In the proposed acquisition, NYSE Euronext's business would be split between NASDAQ OMX and IntercontinentalExchange. NASDAQ OMX would be acquiring NYSE Euronext's US cash equities, European cash equities, US options, listings, data, and technology businesses for approximately $7 billion. This price includes $2 billion from the assumption of NYSE Euronext's debt. IntercontinentalExchange would be acquiring NYSE Euronext's European futures, US futures, over-the-counter derivatives, and clearing businesses for approximately $6.3 billion.
The NASDAQ OMX-IntercontinentalExchange joint bid for NYSE Euronext is expected to come with $740 million of annual expense and revenue synergies. This is compared to $533 million of estimated synergies between Deutsche Boerse and NYSE Euronext. It makes sense that NASDAQ and ICE are willing to bid more, as they estimate higher merger synergies. NASDAQ OMX should be able to realise significantly more expense synergies than Deutsche Boerse due to overlaps in technology and products in the US. That said, we aren't sure if the $207 million difference in synergies fully justifies the additional premium between Deutsche Boerse's implied merger price and NASDAQ and ICE's offer.
Perceived strategic benefits could close some of the price gap though. NASDAQ OMX would have a stronger position in the US equity, US option, and European equity industries with a higher overall market share that deepens the company's liquidity pool and unifies its technology platforms to ease trading for clients. We don't foresee significant antitrust concerns for the company's trading businesses, as the industry is currently quite competitive and will remain so after the merger. The US listings segment is where we have more antitrust concerns. That said, many countries have listings consolidated under one exchange group, and exchanges compete on a global basis for listings. Therefore, having the US listings business concentrated under one roof isn't without precedent and may help create a stronger US competitor for global listings. Another player may also be entering the US listings industry with BATS Global Markets' stated intention to list stocks by the end of 2011.
IntercontinentalExchange will be able to diversify its revenue stream with a higher proportion of equity and interest-rate futures, decreasing the company's reliance on energy products. While NYSE Euronext has an established business for interest-rate futures in Europe, it has a small futures exchange in the US with an interesting cross-margining value proposition that may be leveraged to break into the US interest-rate futures business that CME Group (CME) dominates.
We do not rule out the possibility of a bidding war for NYSE Euronext. Deutsche Boerse is one of the most profitable exchanges and has a strong balance sheet. That said, the company would have to be willing to fall under its interest coverage ratio target of at least 16 if it wants to add a cash component to its offer.

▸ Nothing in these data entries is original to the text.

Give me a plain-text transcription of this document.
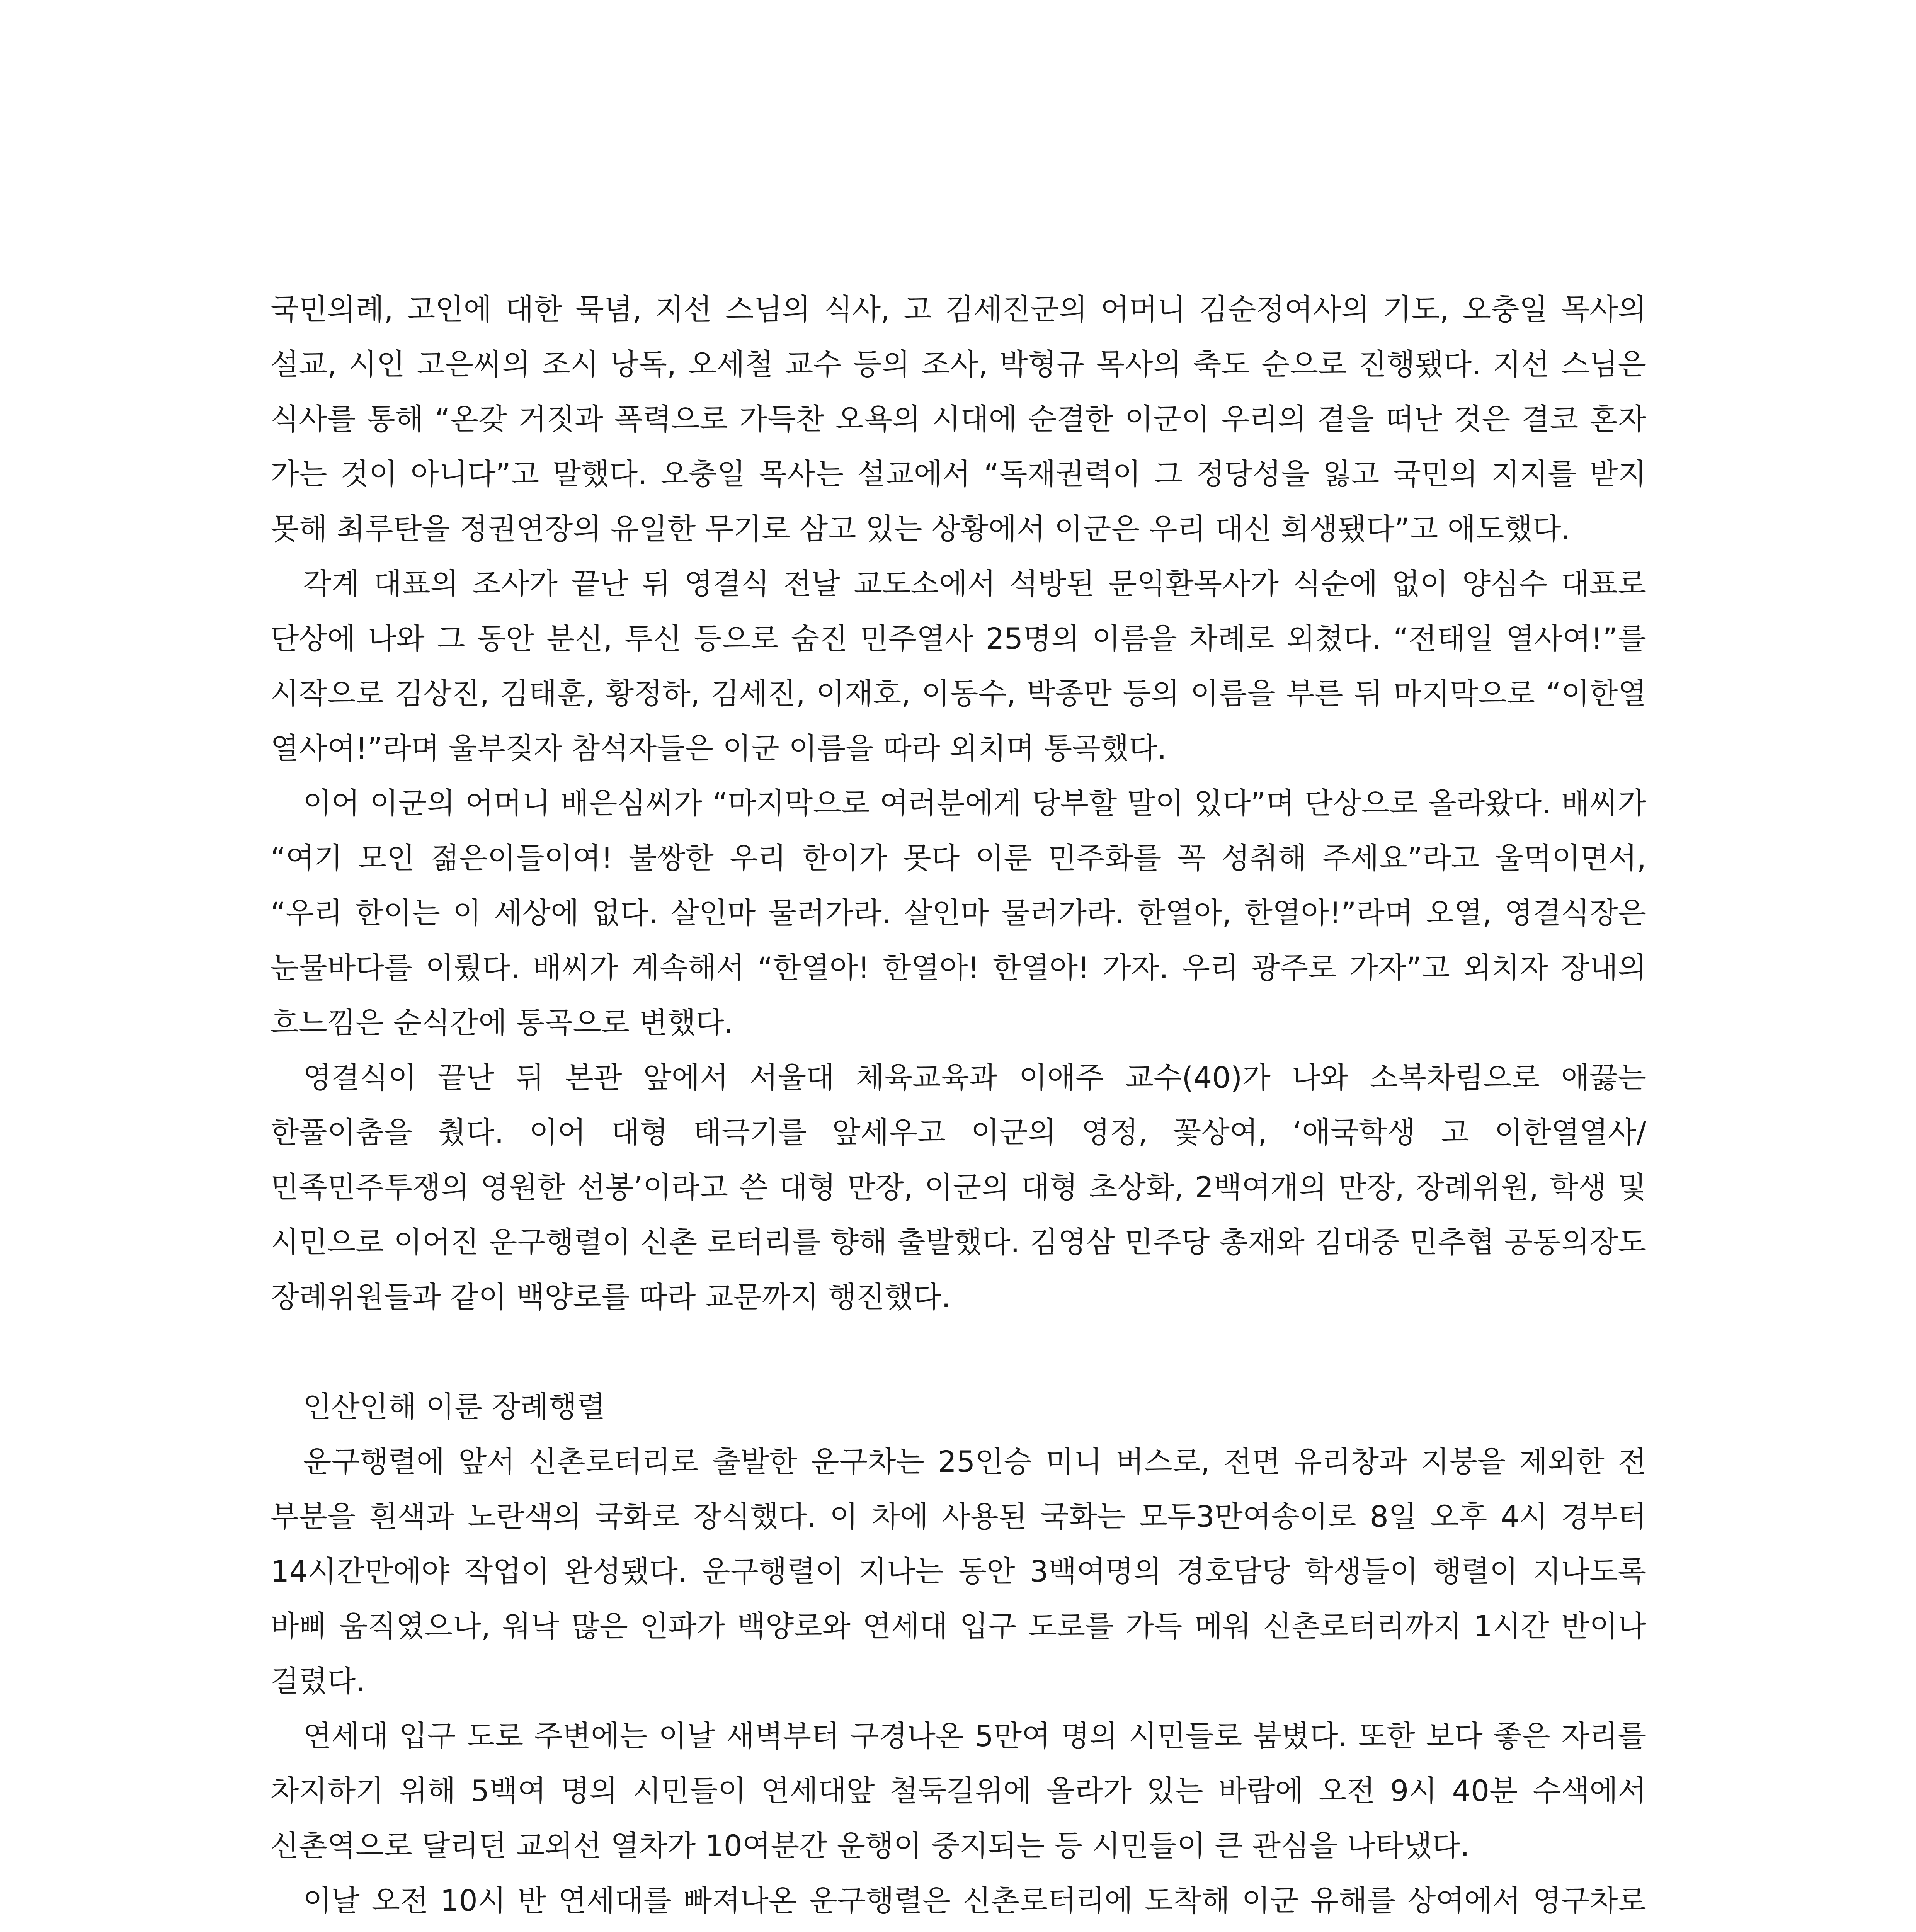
국민의례, 고인에 대한 묵념, 지선 스님의 식사, 고 김세진군의 어머니 김순정여사의 기도, 오충일 목사의 설교, 시인 고은씨의 조시 낭독, 오세철 교수 등의 조사, 박형규 목사의 축도 순으로 진행됐다. 지선 스님은 식사를 통해 “온갖 거짓과 폭력으로 가득찬 오욕의 시대에 순결한 이군이 우리의 곁을 떠난 것은 결코 혼자 가는 것이 아니다”고 말했다. 오충일 목사는 설교에서 “독재권력이 그 정당성을 잃고 국민의 지지를 받지 못해 최루탄을 정권연장의 유일한 무기로 삼고 있는 상황에서 이군은 우리 대신 희생됐다”고 애도했다.

각계 대표의 조사가 끝난 뒤 영결식 전날 교도소에서 석방된 문익환목사가 식순에 없이 양심수 대표로 단상에 나와 그 동안 분신, 투신 등으로 숨진 민주열사 25명의 이름을 차례로 외쳤다. “전태일 열사여!”를 시작으로 김상진, 김태훈, 황정하, 김세진, 이재호, 이동수, 박종만 등의 이름을 부른 뒤 마지막으로 “이한열 열사여!”라며 울부짖자 참석자들은 이군 이름을 따라 외치며 통곡했다.

이어 이군의 어머니 배은심씨가 “마지막으로 여러분에게 당부할 말이 있다”며 단상으로 올라왔다. 배씨가 “여기 모인 젊은이들이여! 불쌍한 우리 한이가 못다 이룬 민주화를 꼭 성취해 주세요”라고 울먹이면서, “우리 한이는 이 세상에 없다. 살인마 물러가라. 살인마 물러가라. 한열아, 한열아!”라며 오열, 영결식장은 눈물바다를 이뤘다. 배씨가 계속해서 “한열아! 한열아! 한열아! 가자. 우리 광주로 가자”고 외치자 장내의 흐느낌은 순식간에 통곡으로 변했다.

영결식이 끝난 뒤 본관 앞에서 서울대 체육교육과 이애주 교수(40)가 나와 소복차림으로 애끓는 한풀이춤을 췄다. 이어 대형 태극기를 앞세우고 이군의 영정, 꽃상여, ‘애국학생 고 이한열열사/민족민주투쟁의 영원한 선봉’이라고 쓴 대형 만장, 이군의 대형 초상화, 2백여개의 만장, 장례위원, 학생 및 시민으로 이어진 운구행렬이 신촌 로터리를 향해 출발했다. 김영삼 민주당 총재와 김대중 민추협 공동의장도 장례위원들과 같이 백양로를 따라 교문까지 행진했다.

인산인해 이룬 장례행렬

운구행렬에 앞서 신촌로터리로 출발한 운구차는 25인승 미니 버스로, 전면 유리창과 지붕을 제외한 전 부분을 흰색과 노란색의 국화로 장식했다. 이 차에 사용된 국화는 모두3만여송이로 8일 오후 4시 경부터 14시간만에야 작업이 완성됐다. 운구행렬이 지나는 동안 3백여명의 경호담당 학생들이 행렬이 지나도록 바삐 움직였으나, 워낙 많은 인파가 백양로와 연세대 입구 도로를 가득 메워 신촌로터리까지 1시간 반이나 걸렸다.

연세대 입구 도로 주변에는 이날 새벽부터 구경나온 5만여 명의 시민들로 붐볐다. 또한 보다 좋은 자리를 차지하기 위해 5백여 명의 시민들이 연세대앞 철둑길위에 올라가 있는 바람에 오전 9시 40분 수색에서 신촌역으로 달리던 교외선 열차가 10여분간 운행이 중지되는 등 시민들이 큰 관심을 나타냈다.

이날 오전 10시 반 연세대를 빠져나온 운구행렬은 신촌로터리에 도착해 이군 유해를 상여에서 영구차로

The company could also increase the proposed NYSE Euronext share conversion ratio for the combined company's stock to align it more with NYSE Euronext's currently higher market capitalisation.

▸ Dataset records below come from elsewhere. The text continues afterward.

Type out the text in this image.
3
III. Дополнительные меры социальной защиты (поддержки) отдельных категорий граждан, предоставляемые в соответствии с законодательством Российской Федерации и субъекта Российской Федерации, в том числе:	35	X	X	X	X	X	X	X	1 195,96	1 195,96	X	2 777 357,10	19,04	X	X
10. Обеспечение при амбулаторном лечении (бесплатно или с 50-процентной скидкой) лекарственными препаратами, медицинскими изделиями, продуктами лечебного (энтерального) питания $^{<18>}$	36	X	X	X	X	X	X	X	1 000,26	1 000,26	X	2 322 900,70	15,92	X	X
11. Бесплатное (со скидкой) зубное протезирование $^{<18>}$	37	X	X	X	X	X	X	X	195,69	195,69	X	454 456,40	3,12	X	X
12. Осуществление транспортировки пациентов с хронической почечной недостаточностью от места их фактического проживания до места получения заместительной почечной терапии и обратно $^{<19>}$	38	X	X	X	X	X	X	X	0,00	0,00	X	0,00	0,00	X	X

There also could be a little more dry powder on the NASDAQ OMX-IntercontinentalExchange side. NASDAQ is a bit extended after it took on additional debt in 2010 for a share repurchase. Overall, we believe the repurchase was beneficial to NASDAQ OMX shareholders, but left the company with less strategic flexibility--especially if the company wants to maintain an investment grade credit rating. NASDAQ could offer more shares if it wants to sweeten the deal. IntercontinentalExchange has more flexibility and could take on more debt to increase the cash component of the offer or issue equity.
Overall, we believe that NYSE Euronext shareholders would be the ultimate beneficiaries of a bidding war, with the acquirer possibly saddled with a winner's curse.